Since 2010 the Department of Justice has been in the process of creating rules for web access under the ADA. No rules have been proposed, and this month the DOJ announced that it was splitting the proposed rule making into two parts and delaying the issuance of a notice of proposed rule making for both. The original proposed rules were to cover both Title II entities (cities other municipalities) and Title III entities (private businesses operating as places of public accommodation. The Title II rules will now proceed as a separate process with an earlier proposed date.
This is only the most recent of a number of delays in the projected date for the proposed rules, and may reflect nothing but the complexity of the needed rules; however, the fact that Title II and Title III have been divided may reflect a deeper concern. With the exception of a decision last summer [Nat. Ass’n of the Deaf v.

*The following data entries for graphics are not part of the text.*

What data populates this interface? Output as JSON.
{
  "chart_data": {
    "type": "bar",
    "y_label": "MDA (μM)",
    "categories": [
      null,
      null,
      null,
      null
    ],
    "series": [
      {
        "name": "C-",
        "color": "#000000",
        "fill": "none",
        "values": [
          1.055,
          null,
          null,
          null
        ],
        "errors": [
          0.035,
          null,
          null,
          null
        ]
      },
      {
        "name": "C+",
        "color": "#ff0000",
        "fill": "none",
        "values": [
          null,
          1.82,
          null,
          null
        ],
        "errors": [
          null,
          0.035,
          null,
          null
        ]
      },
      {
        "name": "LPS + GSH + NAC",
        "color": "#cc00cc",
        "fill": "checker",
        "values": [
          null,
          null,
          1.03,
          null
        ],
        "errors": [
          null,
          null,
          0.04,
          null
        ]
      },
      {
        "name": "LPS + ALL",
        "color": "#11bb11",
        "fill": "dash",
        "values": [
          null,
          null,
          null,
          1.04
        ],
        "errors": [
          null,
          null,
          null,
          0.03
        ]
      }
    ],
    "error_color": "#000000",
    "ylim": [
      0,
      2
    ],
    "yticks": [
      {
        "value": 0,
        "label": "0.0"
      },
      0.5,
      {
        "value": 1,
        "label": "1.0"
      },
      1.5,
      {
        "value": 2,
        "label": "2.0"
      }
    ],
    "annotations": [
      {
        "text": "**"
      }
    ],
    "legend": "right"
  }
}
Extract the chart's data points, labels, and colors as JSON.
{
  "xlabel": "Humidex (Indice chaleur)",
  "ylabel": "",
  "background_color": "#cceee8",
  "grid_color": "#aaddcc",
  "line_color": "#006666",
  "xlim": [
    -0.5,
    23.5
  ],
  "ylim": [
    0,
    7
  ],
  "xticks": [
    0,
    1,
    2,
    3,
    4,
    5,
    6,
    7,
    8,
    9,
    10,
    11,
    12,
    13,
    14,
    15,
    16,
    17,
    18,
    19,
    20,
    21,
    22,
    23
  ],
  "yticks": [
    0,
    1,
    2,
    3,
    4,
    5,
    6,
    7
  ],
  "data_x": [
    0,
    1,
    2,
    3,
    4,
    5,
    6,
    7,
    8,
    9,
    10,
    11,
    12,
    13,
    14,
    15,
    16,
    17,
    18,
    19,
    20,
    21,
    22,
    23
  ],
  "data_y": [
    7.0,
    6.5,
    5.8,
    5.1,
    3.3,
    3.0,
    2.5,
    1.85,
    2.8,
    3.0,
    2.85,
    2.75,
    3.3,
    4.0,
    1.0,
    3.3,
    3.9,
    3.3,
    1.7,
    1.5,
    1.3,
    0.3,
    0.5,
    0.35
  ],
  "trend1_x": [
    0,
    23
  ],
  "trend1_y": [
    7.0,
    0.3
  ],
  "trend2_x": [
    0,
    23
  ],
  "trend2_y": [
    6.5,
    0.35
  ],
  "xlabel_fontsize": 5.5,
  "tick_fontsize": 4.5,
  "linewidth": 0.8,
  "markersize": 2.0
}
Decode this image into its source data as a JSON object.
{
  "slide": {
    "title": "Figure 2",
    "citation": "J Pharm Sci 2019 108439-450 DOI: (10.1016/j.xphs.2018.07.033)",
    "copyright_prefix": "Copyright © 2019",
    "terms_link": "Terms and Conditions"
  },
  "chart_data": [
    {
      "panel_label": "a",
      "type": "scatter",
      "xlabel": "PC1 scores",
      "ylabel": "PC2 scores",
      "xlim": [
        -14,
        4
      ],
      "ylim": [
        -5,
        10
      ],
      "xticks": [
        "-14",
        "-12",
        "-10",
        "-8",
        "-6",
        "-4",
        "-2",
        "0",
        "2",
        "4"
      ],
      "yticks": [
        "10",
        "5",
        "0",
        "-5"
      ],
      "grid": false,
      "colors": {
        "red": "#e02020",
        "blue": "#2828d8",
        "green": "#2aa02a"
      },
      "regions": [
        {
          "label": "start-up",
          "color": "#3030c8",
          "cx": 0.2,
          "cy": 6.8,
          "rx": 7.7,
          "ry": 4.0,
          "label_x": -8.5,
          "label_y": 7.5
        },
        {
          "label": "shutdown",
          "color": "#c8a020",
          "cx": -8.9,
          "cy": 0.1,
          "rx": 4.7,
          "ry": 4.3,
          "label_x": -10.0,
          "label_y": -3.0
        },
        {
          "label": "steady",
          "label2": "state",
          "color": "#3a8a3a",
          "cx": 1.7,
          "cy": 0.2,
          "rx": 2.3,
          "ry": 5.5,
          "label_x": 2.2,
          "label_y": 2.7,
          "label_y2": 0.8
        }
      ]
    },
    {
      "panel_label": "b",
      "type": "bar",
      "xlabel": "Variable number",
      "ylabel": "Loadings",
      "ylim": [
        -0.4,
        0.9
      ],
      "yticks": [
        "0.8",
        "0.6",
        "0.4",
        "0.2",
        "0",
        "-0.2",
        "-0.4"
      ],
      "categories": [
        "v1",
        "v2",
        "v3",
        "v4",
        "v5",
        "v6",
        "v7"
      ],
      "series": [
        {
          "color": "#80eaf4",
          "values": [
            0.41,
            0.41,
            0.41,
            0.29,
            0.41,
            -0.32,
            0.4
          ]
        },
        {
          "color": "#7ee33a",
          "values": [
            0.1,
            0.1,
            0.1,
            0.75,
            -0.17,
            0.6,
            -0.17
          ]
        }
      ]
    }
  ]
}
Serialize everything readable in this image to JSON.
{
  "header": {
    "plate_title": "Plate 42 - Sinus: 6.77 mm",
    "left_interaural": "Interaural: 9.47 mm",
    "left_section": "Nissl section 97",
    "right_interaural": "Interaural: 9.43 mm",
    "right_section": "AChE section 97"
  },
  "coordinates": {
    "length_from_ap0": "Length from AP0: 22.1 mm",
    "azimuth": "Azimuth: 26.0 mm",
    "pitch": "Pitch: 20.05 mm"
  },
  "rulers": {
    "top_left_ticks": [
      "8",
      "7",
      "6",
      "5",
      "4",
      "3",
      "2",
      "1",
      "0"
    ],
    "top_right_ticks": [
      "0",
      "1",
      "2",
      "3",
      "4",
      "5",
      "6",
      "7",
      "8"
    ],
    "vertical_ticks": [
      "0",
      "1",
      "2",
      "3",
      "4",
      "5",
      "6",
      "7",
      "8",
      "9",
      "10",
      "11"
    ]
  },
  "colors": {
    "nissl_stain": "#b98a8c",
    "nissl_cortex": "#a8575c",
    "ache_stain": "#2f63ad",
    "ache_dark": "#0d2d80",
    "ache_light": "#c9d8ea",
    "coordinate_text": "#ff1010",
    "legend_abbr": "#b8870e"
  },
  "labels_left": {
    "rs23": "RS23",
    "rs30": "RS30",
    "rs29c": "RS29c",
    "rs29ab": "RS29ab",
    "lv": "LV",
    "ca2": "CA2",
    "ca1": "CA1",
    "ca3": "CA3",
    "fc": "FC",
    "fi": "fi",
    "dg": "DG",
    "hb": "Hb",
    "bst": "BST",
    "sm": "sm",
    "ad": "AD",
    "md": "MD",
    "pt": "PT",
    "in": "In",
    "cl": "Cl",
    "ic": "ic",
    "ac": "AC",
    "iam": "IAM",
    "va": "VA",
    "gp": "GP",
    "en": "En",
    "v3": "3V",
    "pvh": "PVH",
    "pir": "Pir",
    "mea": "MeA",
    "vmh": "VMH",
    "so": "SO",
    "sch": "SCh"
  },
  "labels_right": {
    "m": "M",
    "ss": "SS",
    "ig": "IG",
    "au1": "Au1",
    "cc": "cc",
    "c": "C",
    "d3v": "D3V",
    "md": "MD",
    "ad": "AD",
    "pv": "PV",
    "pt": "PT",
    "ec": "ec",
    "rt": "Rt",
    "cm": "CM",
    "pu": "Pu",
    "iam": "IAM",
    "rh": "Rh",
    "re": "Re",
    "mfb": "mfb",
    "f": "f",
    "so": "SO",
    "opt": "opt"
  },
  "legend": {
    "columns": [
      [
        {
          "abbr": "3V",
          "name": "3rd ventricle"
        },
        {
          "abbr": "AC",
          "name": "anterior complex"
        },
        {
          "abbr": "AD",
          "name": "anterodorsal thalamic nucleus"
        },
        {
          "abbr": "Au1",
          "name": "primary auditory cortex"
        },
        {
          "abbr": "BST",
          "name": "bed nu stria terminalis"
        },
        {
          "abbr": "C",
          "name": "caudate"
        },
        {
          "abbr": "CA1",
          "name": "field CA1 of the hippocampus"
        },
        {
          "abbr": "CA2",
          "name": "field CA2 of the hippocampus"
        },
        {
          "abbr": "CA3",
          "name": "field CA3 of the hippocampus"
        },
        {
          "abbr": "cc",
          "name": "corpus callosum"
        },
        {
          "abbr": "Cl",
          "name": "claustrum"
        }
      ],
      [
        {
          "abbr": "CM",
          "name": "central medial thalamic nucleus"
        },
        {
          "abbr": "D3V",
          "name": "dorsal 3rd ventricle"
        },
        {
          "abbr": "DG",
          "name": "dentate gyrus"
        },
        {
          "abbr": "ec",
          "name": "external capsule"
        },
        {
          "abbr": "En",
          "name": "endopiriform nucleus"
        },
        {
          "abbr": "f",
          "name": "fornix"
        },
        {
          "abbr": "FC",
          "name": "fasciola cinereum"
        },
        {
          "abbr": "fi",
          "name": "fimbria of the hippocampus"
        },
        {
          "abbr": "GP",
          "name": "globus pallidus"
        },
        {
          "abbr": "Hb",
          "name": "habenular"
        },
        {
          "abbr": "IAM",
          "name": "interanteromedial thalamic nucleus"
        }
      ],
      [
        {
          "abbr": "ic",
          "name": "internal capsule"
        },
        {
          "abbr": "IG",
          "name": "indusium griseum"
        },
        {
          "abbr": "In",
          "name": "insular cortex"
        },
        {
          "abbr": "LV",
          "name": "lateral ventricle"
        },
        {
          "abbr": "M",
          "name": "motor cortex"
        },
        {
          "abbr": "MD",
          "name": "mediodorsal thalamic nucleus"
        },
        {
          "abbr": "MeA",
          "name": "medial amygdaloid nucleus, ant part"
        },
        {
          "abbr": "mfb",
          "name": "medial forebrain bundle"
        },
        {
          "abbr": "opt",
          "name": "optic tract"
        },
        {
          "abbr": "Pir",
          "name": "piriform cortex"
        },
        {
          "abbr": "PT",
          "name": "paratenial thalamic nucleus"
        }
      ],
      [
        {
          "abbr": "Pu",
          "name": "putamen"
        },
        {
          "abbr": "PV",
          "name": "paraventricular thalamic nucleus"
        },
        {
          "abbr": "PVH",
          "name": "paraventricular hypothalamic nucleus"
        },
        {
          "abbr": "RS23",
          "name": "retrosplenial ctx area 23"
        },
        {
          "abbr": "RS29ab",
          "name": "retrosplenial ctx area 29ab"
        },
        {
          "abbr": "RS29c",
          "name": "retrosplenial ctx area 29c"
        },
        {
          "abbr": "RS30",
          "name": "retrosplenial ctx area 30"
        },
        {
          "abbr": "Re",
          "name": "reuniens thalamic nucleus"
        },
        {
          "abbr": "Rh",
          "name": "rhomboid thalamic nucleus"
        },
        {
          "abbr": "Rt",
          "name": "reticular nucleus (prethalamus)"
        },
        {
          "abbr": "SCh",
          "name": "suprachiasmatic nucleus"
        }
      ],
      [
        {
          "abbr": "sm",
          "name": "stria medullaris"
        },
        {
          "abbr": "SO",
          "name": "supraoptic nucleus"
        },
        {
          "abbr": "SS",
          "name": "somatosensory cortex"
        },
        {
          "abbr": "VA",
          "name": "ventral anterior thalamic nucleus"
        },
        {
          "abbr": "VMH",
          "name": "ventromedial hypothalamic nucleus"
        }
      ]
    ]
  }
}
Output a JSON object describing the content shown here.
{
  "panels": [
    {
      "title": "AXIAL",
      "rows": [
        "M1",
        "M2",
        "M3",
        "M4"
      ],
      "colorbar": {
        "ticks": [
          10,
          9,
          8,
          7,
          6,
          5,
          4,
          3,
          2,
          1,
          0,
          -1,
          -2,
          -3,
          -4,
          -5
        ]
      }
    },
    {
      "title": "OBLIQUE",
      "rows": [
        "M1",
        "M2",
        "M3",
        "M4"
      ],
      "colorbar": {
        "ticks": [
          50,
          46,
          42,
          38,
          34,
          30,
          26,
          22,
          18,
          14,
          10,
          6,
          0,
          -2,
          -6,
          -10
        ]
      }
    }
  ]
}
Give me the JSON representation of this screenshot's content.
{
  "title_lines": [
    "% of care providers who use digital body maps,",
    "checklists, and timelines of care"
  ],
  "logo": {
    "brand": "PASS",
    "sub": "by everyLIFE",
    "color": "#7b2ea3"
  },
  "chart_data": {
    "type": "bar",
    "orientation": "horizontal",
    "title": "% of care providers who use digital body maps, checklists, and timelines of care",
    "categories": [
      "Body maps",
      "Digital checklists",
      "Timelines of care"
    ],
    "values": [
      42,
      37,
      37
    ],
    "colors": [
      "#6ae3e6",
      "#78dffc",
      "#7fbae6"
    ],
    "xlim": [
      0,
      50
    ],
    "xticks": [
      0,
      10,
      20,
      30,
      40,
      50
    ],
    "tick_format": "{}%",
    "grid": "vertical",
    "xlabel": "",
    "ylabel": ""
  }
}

Netflix, Inc., 869 F.Supp.2d 196 (D. Mass 2012] the courts have not been receptive to the idea that the internet constitutes a place of public accommodation subject to the requirements of Title III. In fact, just a month after the Massachusetts decision a district court in California rejected the idea that Title III governed web accessibility. [Cullen v. Netflix, Inc., 880 F.Supp.2d 1017 (N.D. Cal. 2012)]. The argument that the program access provisions of Title II apply to a municipal website is much stronger than the argument that a web site is a place of public accommodation.
It is also possible that someone at DOJ has realized that application of the ADA to the web creates issues that are not merely technical, but concern the nature of “business” on the web. Title III of the ADA makes no distinctions based on the size or profitability of a business that constitutes a place of public accommodation, but does limit its coverage to enterprises that are likely to have money to pay the price of accessibility. Even the kinds of non-profit entities listed in Section 12181(7)(K) commonly have funds from donors and therefore have a budget of some kind to devote to ADA compliance. The same cannot be said of public websites, which include millions of blogs and hobbyist sites. These sites are created by users with little or no web expertise based and are often free, though they may include ads whose revenue goes to the service providing the blog space. There are also many small business web sites created with free or low-cost software that amount to little more than advertisements and contact information and which generate no revenue at all. Unfortunately, if the words “place of public accommodation” are stretched to include a company like Netflix it is difficult to see a principled distinction that would exclude these websites. They all serve the public in some way, and although most were created at no cost and generate no revenue there is no profit or revenue requirement in the text of the ADA.
Extending the ADA to the web also raises a host of jurisdictional issues. It isn’t hard to know whether a brick and mortar business is located in the United States, but it may be impossible to know where a web site is “located.” In fact, to talk about the location of web site is in some ways non-sensical because the entire point of the world wide web is that the physical location of the server hosting a web site doesn’t really matter.
Despite these problems and the strong likelihood that the courts will reject any regulation of the web under Title III the DOJ promises proposed Title III web access rules in mid-2014. The largest on-line retailers are already working on web access issues, and small businesses that rely on the web for sales or to serve paying customers are well advised to try to get ahead of the curve on accessibility. Even proposed rules will undoubtedly trigger new lawsuits aimed at any business that appears substantial enough to want to settle and pay the plaintiff’s attorney. Even more important, in a competitive economy no business can afford to ignore the buying power of those with disabilities, particularly those whose disabilities make them more likely to use the internet than go to traditional stores.
Business sense is not, however, the same thing as regulatory compulsion. The DOJ has argued that it must create web access rules despite the language of the ADA because Congress could not foresee the development of the internet when the ADA was passed. This amounts to an admission that the DOJ’s rule making, though it may be well-intentioned with respect to the needs of the disabled, has no support at all in the language of the ADA and amounts to an effort to amend the law through the rule making process. Businesses cannot ignore the coming rules, but the DOJ would be well advised to drop the effort entirely until Congress acts; otherwise we will have incoherent regulations with unintended consequences for a host of web sites that make no money and cannot afford ADA compliance.